7 A spring is a rope taken from the stern of a ship to an anchor off the bow. By hauling on it the crew can turn or "wind" the ship in the desired direction without having to depend on sail power. In this action the springs were bent to the anchor cable instead of to the ring of the anchor itself, an unfortunate arrangement which exposed them to the enemy's fire.

[decorative delimiter]

8 The loss of the Essex is linked with the tragedy of the Wasp.
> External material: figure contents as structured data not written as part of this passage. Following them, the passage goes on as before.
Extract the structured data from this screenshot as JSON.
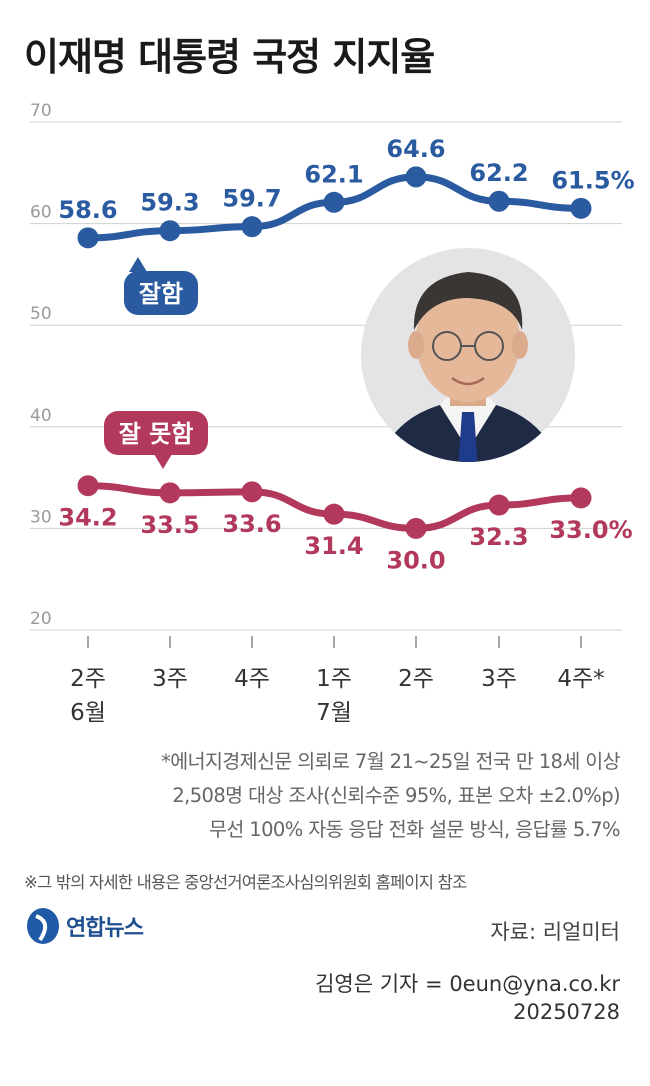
{
  "title": "이재명 대통령 국정 지지율",
  "chart_data": {
    "type": "line",
    "categories": [
      "2주",
      "3주",
      "4주",
      "1주",
      "2주",
      "3주",
      "4주*"
    ],
    "month_labels": [
      "6월",
      "",
      "",
      "7월",
      "",
      "",
      ""
    ],
    "yticks": [
      20,
      30,
      40,
      50,
      60,
      70
    ],
    "ylim": [
      20,
      70
    ],
    "grid": true,
    "series": [
      {
        "name": "잘함",
        "color": "#2a5aa0",
        "values": [
          58.6,
          59.3,
          59.7,
          62.1,
          64.6,
          62.2,
          61.5
        ],
        "labels": [
          "58.6",
          "59.3",
          "59.7",
          "62.1",
          "64.6",
          "62.2",
          "61.5%"
        ]
      },
      {
        "name": "잘 못함",
        "color": "#b2385c",
        "values": [
          34.2,
          33.5,
          33.6,
          31.4,
          30.0,
          32.3,
          33.0
        ],
        "labels": [
          "34.2",
          "33.5",
          "33.6",
          "31.4",
          "30.0",
          "32.3",
          "33.0%"
        ]
      }
    ]
  },
  "notes": [
    "*에너지경제신문 의뢰로 7월 21~25일 전국 만 18세 이상",
    "2,508명 대상 조사(신뢰수준 95%, 표본 오차 ±2.0%p)",
    "무선 100% 자동 응답 전화 설문 방식, 응답률 5.7%"
  ],
  "footnote": "※그 밖의 자세한 내용은 중앙선거여론조사심의위원회 홈페이지 참조",
  "logo_text": "연합뉴스",
  "source": "자료: 리얼미터",
  "credit": [
    "김영은 기자 = 0eun@yna.co.kr",
    "20250728"
  ],
  "colors": {
    "good": "#2a5aa0",
    "bad": "#b2385c",
    "grid": "#cfcfcf",
    "tick": "#9a9a9a"
  },
  "portrait_icon": "person-photo"
}
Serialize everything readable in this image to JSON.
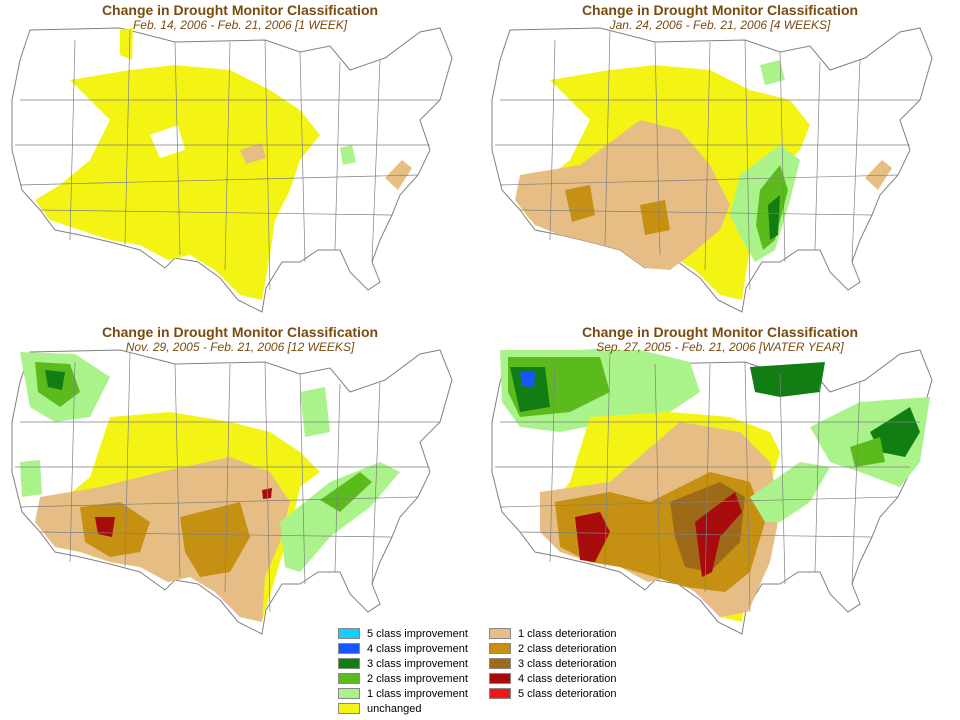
{
  "panels": [
    {
      "title": "Change in Drought Monitor Classification",
      "subtitle": "Feb. 14, 2006 - Feb. 21, 2006 [1 WEEK]"
    },
    {
      "title": "Change in Drought Monitor Classification",
      "subtitle": "Jan. 24, 2006 - Feb. 21, 2006 [4 WEEKS]"
    },
    {
      "title": "Change in Drought Monitor Classification",
      "subtitle": "Nov. 29, 2005 - Feb. 21, 2006 [12 WEEKS]"
    },
    {
      "title": "Change in Drought Monitor Classification",
      "subtitle": "Sep. 27, 2005 - Feb. 21, 2006 [WATER YEAR]"
    }
  ],
  "legend": {
    "left": [
      {
        "label": "5 class improvement",
        "color": "#19ccff"
      },
      {
        "label": "4 class improvement",
        "color": "#1a55ff"
      },
      {
        "label": "3 class improvement",
        "color": "#127d12"
      },
      {
        "label": "2 class improvement",
        "color": "#5cbb1c"
      },
      {
        "label": "1 class improvement",
        "color": "#aaf38a"
      },
      {
        "label": "unchanged",
        "color": "#f4f414"
      }
    ],
    "right": [
      {
        "label": "1 class deterioration",
        "color": "#e6bd84"
      },
      {
        "label": "2 class deterioration",
        "color": "#c69012"
      },
      {
        "label": "3 class deterioration",
        "color": "#9e6a18"
      },
      {
        "label": "4 class deterioration",
        "color": "#a80b0b"
      },
      {
        "label": "5 class deterioration",
        "color": "#f01818"
      }
    ]
  },
  "colors": {
    "title_text": "#7a4a0e",
    "state_lines": "#808080",
    "unchanged": "#f4f414",
    "improve1": "#aaf38a",
    "improve2": "#5cbb1c",
    "improve3": "#127d12",
    "improve4": "#1a55ff",
    "deter1": "#e6bd84",
    "deter2": "#c69012",
    "deter3": "#9e6a18",
    "deter4": "#a80b0b",
    "deter5": "#f01818"
  }
}
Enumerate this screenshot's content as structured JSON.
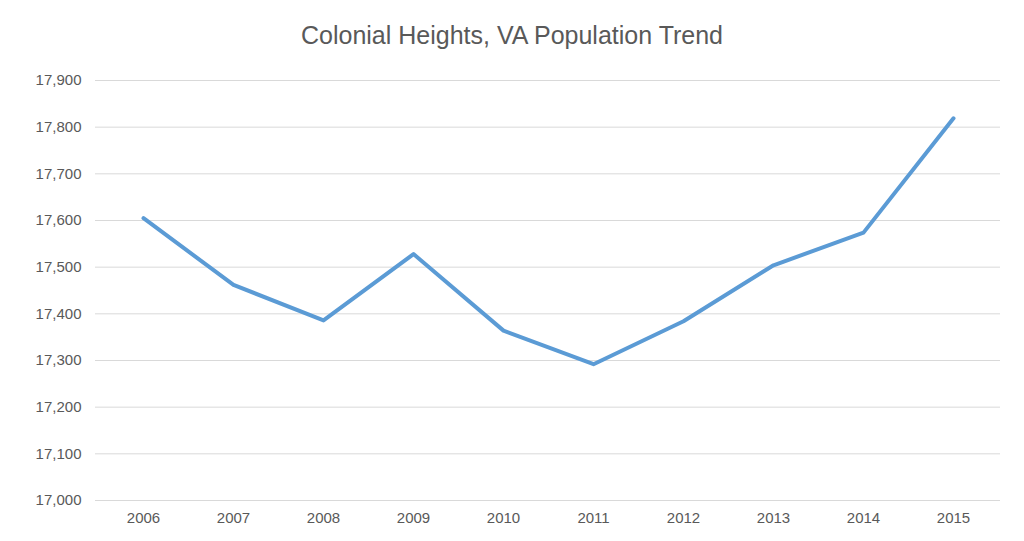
{
  "chart_data": {
    "type": "line",
    "title": "Colonial Heights, VA Population Trend",
    "categories": [
      "2006",
      "2007",
      "2008",
      "2009",
      "2010",
      "2011",
      "2012",
      "2013",
      "2014",
      "2015"
    ],
    "values": [
      17605,
      17462,
      17386,
      17528,
      17364,
      17292,
      17384,
      17504,
      17574,
      17819
    ],
    "color": "#5b9bd5",
    "ylim": [
      17000,
      17900
    ],
    "yticks": [
      {
        "value": 17000,
        "label": "17,000"
      },
      {
        "value": 17100,
        "label": "17,100"
      },
      {
        "value": 17200,
        "label": "17,200"
      },
      {
        "value": 17300,
        "label": "17,300"
      },
      {
        "value": 17400,
        "label": "17,400"
      },
      {
        "value": 17500,
        "label": "17,500"
      },
      {
        "value": 17600,
        "label": "17,600"
      },
      {
        "value": 17700,
        "label": "17,700"
      },
      {
        "value": 17800,
        "label": "17,800"
      },
      {
        "value": 17900,
        "label": "17,900"
      }
    ],
    "grid": true
  }
}
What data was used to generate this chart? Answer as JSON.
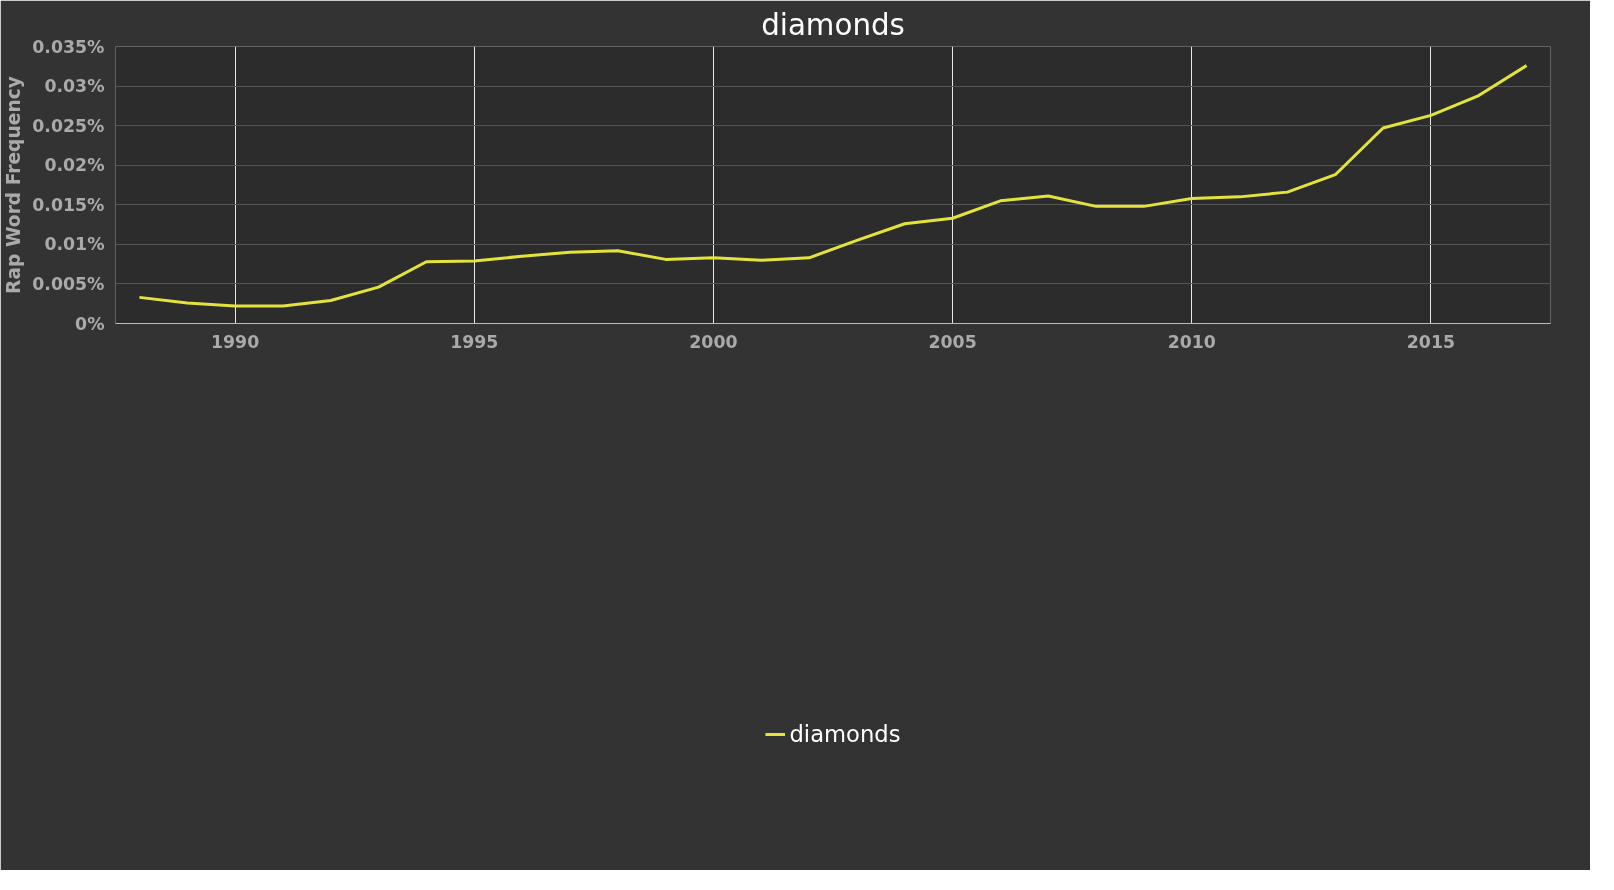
{
  "chart_data": {
    "type": "line",
    "title": "diamonds",
    "ylabel": "Rap Word Frequency",
    "x": [
      1988,
      1989,
      1990,
      1991,
      1992,
      1993,
      1994,
      1995,
      1996,
      1997,
      1998,
      1999,
      2000,
      2001,
      2002,
      2003,
      2004,
      2005,
      2006,
      2007,
      2008,
      2009,
      2010,
      2011,
      2012,
      2013,
      2014,
      2015,
      2016,
      2017
    ],
    "series": [
      {
        "name": "diamonds",
        "color": "#e3e33c",
        "values": [
          0.0033,
          0.0026,
          0.0022,
          0.0022,
          0.0029,
          0.0046,
          0.0078,
          0.0079,
          0.0085,
          0.009,
          0.0092,
          0.0081,
          0.0083,
          0.008,
          0.0083,
          0.0105,
          0.0126,
          0.0133,
          0.0155,
          0.0161,
          0.0148,
          0.0148,
          0.0158,
          0.016,
          0.0166,
          0.0188,
          0.0247,
          0.0263,
          0.0288,
          0.0326
        ]
      }
    ],
    "xlim": [
      1987.5,
      2017.5
    ],
    "xticks": [
      1990,
      1995,
      2000,
      2005,
      2010,
      2015
    ],
    "ylim": [
      0,
      0.035
    ],
    "yticks": [
      {
        "value": 0,
        "label": "0%"
      },
      {
        "value": 0.005,
        "label": "0.005%"
      },
      {
        "value": 0.01,
        "label": "0.01%"
      },
      {
        "value": 0.015,
        "label": "0.015%"
      },
      {
        "value": 0.02,
        "label": "0.02%"
      },
      {
        "value": 0.025,
        "label": "0.025%"
      },
      {
        "value": 0.03,
        "label": "0.03%"
      },
      {
        "value": 0.035,
        "label": "0.035%"
      }
    ],
    "grid": true,
    "legend": "bottom",
    "marker": "none",
    "line_style": "solid"
  }
}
After the battle in Valparaiso, Lieutenant Stephen Decatur McKnight and Midshipman James Lyman were exchanged against a number of Englishmen in one of the Essex's prizes that remained in port, and these officers consented to go in the Phoebe to Rio to testify before the prize court in behalf of the Phoebe's prize claims. Afterwards they embarked in a Swedish brig sailing for England. On October 9, 1814, the brig fell in with the Wasp, in mid ocean. The two officers were transferred to her, and she was never heard from again.

[decorative delimiter]

9 The armament of the Essex in her action with the British ships consisted of forty 32‑lb. carronades and six long 12's.


Thayer's Note:

a A more circumstantial and sailorly account of the Marquesan interlude is given in Beirne's The War of 1812, p193 f.